The official said besides collecting accurate location of the seminaries, the CTD had been collecting the details of students and teachers in addition to the eligibility and qualifications of the teachers.
“Besides, the CTD also collected data about the involvement of any student in terrorism activities in the past and what they were doing now.”
He said the CTD would prepare separate lists of hardcore elements and the fourth schedulers so that the elements involved in terrorism or sectarian violence and those who had been involved in delivering hate speeches could be separated.
He said hardcore elements were those who had been active members of any banned outfit or had been involved in sectarian violence while individuals placed on the Fourth Schedule included people having sympathies for religious outfits or involved in fundraising for them.
When contacted, Maulana Qazi Abdul Rasheed, the general secretary of Wafaqul Madaris Pakistan, however, expressed ignorance about any geo-tagging of the seminaries.

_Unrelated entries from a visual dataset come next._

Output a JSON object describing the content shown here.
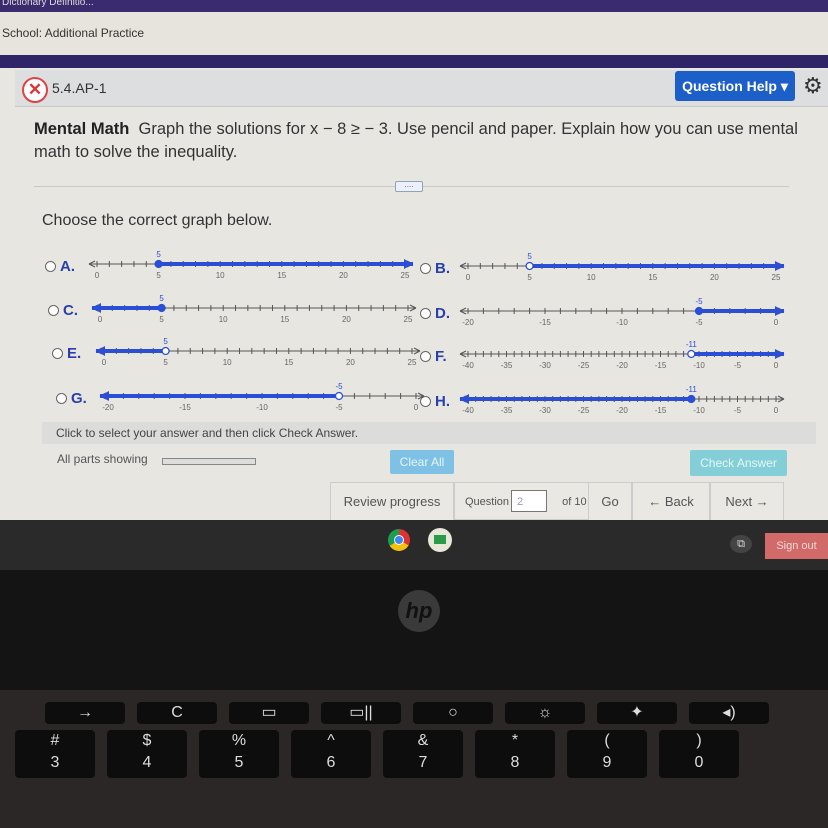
{
  "browser": {
    "tab_title": "Dictionary Definitio...",
    "breadcrumb": "School: Additional Practice"
  },
  "question": {
    "id": "5.4.AP-1",
    "status_icon": "x-circle-icon",
    "help_label": "Question Help",
    "bold_label": "Mental Math",
    "text": "Graph the solutions for x − 8 ≥ − 3. Use pencil and paper. Explain how you can use mental math to solve the inequality.",
    "prompt": "Choose the correct graph below.",
    "dots": "....",
    "options": [
      {
        "label": "A.",
        "min": 0,
        "max": 25,
        "point": 5,
        "closed": true,
        "direction": "right",
        "tick_labels": [
          "0",
          "5",
          "10",
          "15",
          "20",
          "25"
        ]
      },
      {
        "label": "B.",
        "min": 0,
        "max": 25,
        "point": 5,
        "closed": false,
        "direction": "right",
        "tick_labels": [
          "0",
          "5",
          "10",
          "15",
          "20",
          "25"
        ]
      },
      {
        "label": "C.",
        "min": 0,
        "max": 25,
        "point": 5,
        "closed": true,
        "direction": "left",
        "tick_labels": [
          "0",
          "5",
          "10",
          "15",
          "20",
          "25"
        ]
      },
      {
        "label": "D.",
        "min": -20,
        "max": 0,
        "point": -5,
        "closed": true,
        "direction": "right",
        "tick_labels": [
          "-20",
          "-15",
          "-10",
          "-5",
          "0"
        ]
      },
      {
        "label": "E.",
        "min": 0,
        "max": 25,
        "point": 5,
        "closed": false,
        "direction": "left",
        "tick_labels": [
          "0",
          "5",
          "10",
          "15",
          "20",
          "25"
        ]
      },
      {
        "label": "F.",
        "min": -40,
        "max": 0,
        "point": -11,
        "closed": false,
        "direction": "right",
        "tick_labels": [
          "-40",
          "-35",
          "-30",
          "-25",
          "-20",
          "-15",
          "-10",
          "-5",
          "0"
        ]
      },
      {
        "label": "G.",
        "min": -20,
        "max": 0,
        "point": -5,
        "closed": false,
        "direction": "left",
        "tick_labels": [
          "-20",
          "-15",
          "-10",
          "-5",
          "0"
        ]
      },
      {
        "label": "H.",
        "min": -40,
        "max": 0,
        "point": -11,
        "closed": true,
        "direction": "left",
        "tick_labels": [
          "-40",
          "-35",
          "-30",
          "-25",
          "-20",
          "-15",
          "-10",
          "-5",
          "0"
        ]
      }
    ],
    "instruction": "Click to select your answer and then click Check Answer.",
    "parts_label": "All parts showing",
    "clear_all": "Clear All",
    "check_answer": "Check Answer"
  },
  "nav": {
    "review": "Review progress",
    "question_label": "Question",
    "question_value": "2",
    "of_label": "of 10",
    "go": "Go",
    "back": "← Back",
    "next": "Next →"
  },
  "taskbar": {
    "sign_out": "Sign out"
  },
  "logo": "hp",
  "keys": [
    "→",
    "C",
    "▭",
    "▭||",
    "○",
    "☼",
    "✦",
    "◂)",
    "#\n3",
    "$\n4",
    "%\n5",
    "^\n6",
    "&\n7",
    "*\n8",
    "(\n9",
    ")\n0"
  ],
  "colors": {
    "accent": "#1d5fc9",
    "graph_blue": "#2a4fd6",
    "purple": "#2f2468"
  }
}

He said if the government had conducted any such exercise it did not take the administrations of seminaries into confidence. “We have no knowledge about it,” he added.
He said religious scholars had demanded the government simplify the process of registration of seminaries and instead of canceling the old registrations, which had been done under the Societies’ Act 1860, the government should clear all pending cases of registration of mosques and seminaries.
Inspector General of Police (IGP Mushtaq Ahmed Sukhera told Dawn that geo-tagging of all the seminaries had already been completed in Punjab.
“The geo-tagging of madressahs was done by the CTD which is also working on individuals placed on the watch list to separate hardcore elements from others,” the IGP said, adding the revisions of watch lists and individuals placed on the Fourth Schedule was an ongoing process.